Justin Paul Viele (born November 13, 1990) is an American professional baseball hitting coach for the Texas Rangers of Major League Baseball (MLB). He previously coached for the San Francisco Giants. He attended Santa Clara University. Viele was drafted by the Baltimore Orioles in the 37th round of the 2013 MLB draft.

==Playing career==
===Amateur===
Viele attended Esperanza High School in Anaheim, California. Undrafted out of high school, he attended Santa Clara University for four years (2010–2013). Viele graduated from Santa Clara with a Bachelor of Arts in Sociology.

===Baltimore Orioles===
Viele was drafted by the Baltimore Orioles in the 37th round, with the 1,119th overall selection, of the 2013 Major League Baseball draft.
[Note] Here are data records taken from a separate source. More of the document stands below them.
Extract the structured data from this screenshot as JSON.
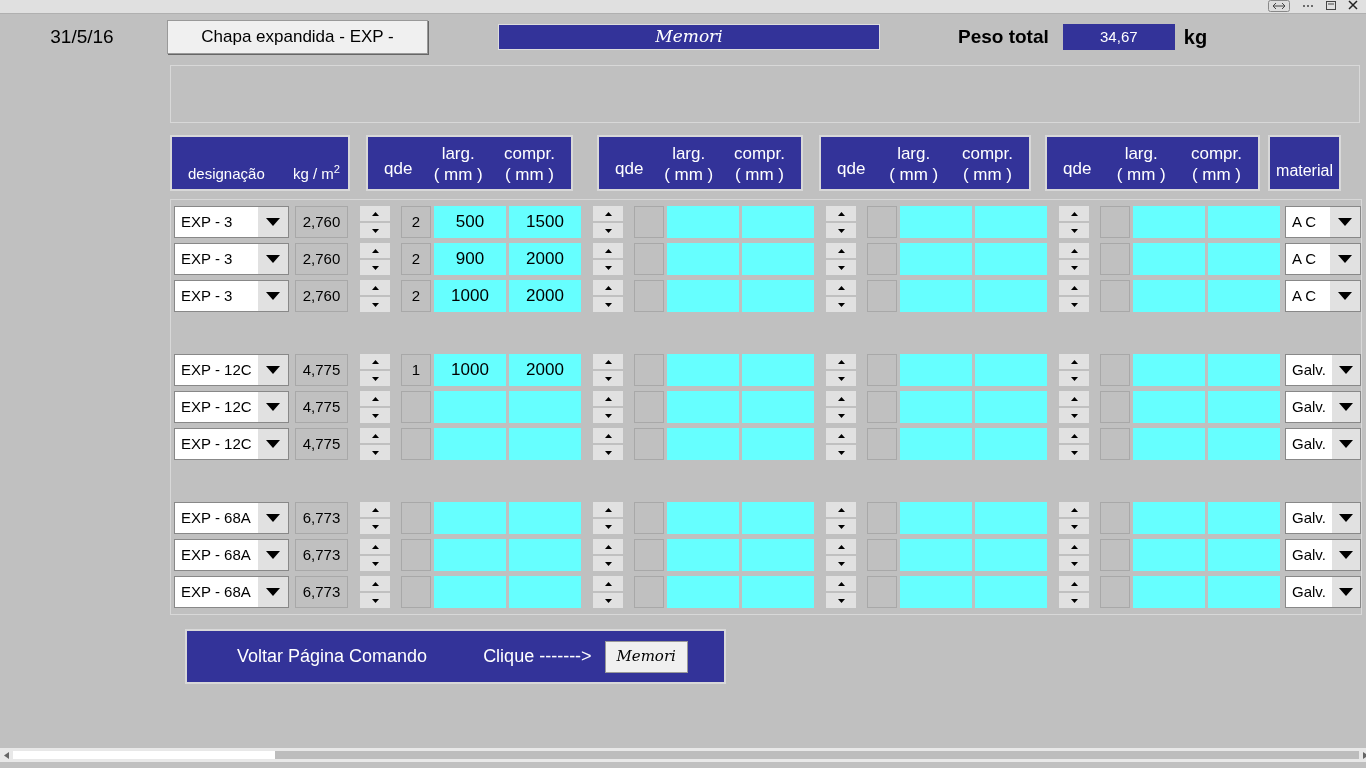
{
  "date": "31/5/16",
  "title_button": "Chapa expandida - EXP -",
  "memori_banner": "Memori",
  "total": {
    "label": "Peso total",
    "value": "34,67",
    "unit": "kg"
  },
  "header": {
    "designacao": "designação",
    "kg_m2": "kg / m$^{2}$",
    "groups": [
      {
        "qde": "qde",
        "larg": [
          "larg.",
          "( mm )"
        ],
        "compr": [
          "compr.",
          "( mm )"
        ]
      },
      {
        "qde": "qde",
        "larg": [
          "larg.",
          "( mm )"
        ],
        "compr": [
          "compr.",
          "( mm )"
        ]
      },
      {
        "qde": "qde",
        "larg": [
          "larg.",
          "( mm )"
        ],
        "compr": [
          "compr.",
          "( mm )"
        ]
      },
      {
        "qde": "qde",
        "larg": [
          "larg.",
          "( mm )"
        ],
        "compr": [
          "compr.",
          "( mm )"
        ]
      }
    ],
    "material": "material"
  },
  "sections": [
    {
      "rows": [
        {
          "designacao": "EXP - 3",
          "kg_m2": "2,760",
          "material": "A C",
          "groups": [
            {
              "qde": "2",
              "larg": "500",
              "compr": "1500"
            }
          ]
        },
        {
          "designacao": "EXP - 3",
          "kg_m2": "2,760",
          "material": "A C",
          "groups": [
            {
              "qde": "2",
              "larg": "900",
              "compr": "2000"
            }
          ]
        },
        {
          "designacao": "EXP - 3",
          "kg_m2": "2,760",
          "material": "A C",
          "groups": [
            {
              "qde": "2",
              "larg": "1000",
              "compr": "2000"
            }
          ]
        }
      ]
    },
    {
      "rows": [
        {
          "designacao": "EXP - 12C",
          "kg_m2": "4,775",
          "material": "Galv.",
          "groups": [
            {
              "qde": "1",
              "larg": "1000",
              "compr": "2000"
            }
          ]
        },
        {
          "designacao": "EXP - 12C",
          "kg_m2": "4,775",
          "material": "Galv."
        },
        {
          "designacao": "EXP - 12C",
          "kg_m2": "4,775",
          "material": "Galv."
        }
      ]
    },
    {
      "rows": [
        {
          "designacao": "EXP - 68A",
          "kg_m2": "6,773",
          "material": "Galv."
        },
        {
          "designacao": "EXP - 68A",
          "kg_m2": "6,773",
          "material": "Galv."
        },
        {
          "designacao": "EXP - 68A",
          "kg_m2": "6,773",
          "material": "Galv."
        }
      ]
    }
  ],
  "footer": {
    "back": "Voltar Página Comando",
    "prompt": "Clique ------->",
    "button": "Memori"
  }
}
He split his first professional season between the rookie–level Gulf
Coast League Orioles and Low–A Aberdeen IronBirds. Viele played in 74 games for Aberdeen and the Single–A Delmarva Shorebirds in 2014, slashing .164/.275/.198 with no home runs, 23 RBI, and 11 stolen bases. Viele did not play in a game in 2015 due to an injury. He was released by the Orioles organization on September 29, 2015.

==Coaching career==
Viele began his coaching career in 2015, as an assistant coach for the Frederick Keys in the Baltimore Orioles organization. He returned to Santa Clara University as an assistant coach for the 2015–16 and 2016–2017 seasons. Viele joined the Los Angeles Dodgers organization in 2017, serving as the hitting coach for the rookie–level Ogden Raptors in the Pioneer League. He served as the hitting coach for the Rancho Cucamonga Quakes in the High–A California League in 2018. Viele served as the hitting coach for the Glendale Desert Dogs of the Arizona Fall League in 2018. In 2019, he served as the hitting coach for the Great Lakes Loons in the Single–A Midwest League.

Viele joined the San Francisco Giants as a hitting coach prior to the 2020 season.

Viele was named the hitting coach of the Texas Rangers on November 4, 2024. After splitting duties with Bret Boone during the 2025 campaign, he became the primary hitting coach following Boone's departure from the staff prior to the 2026 season.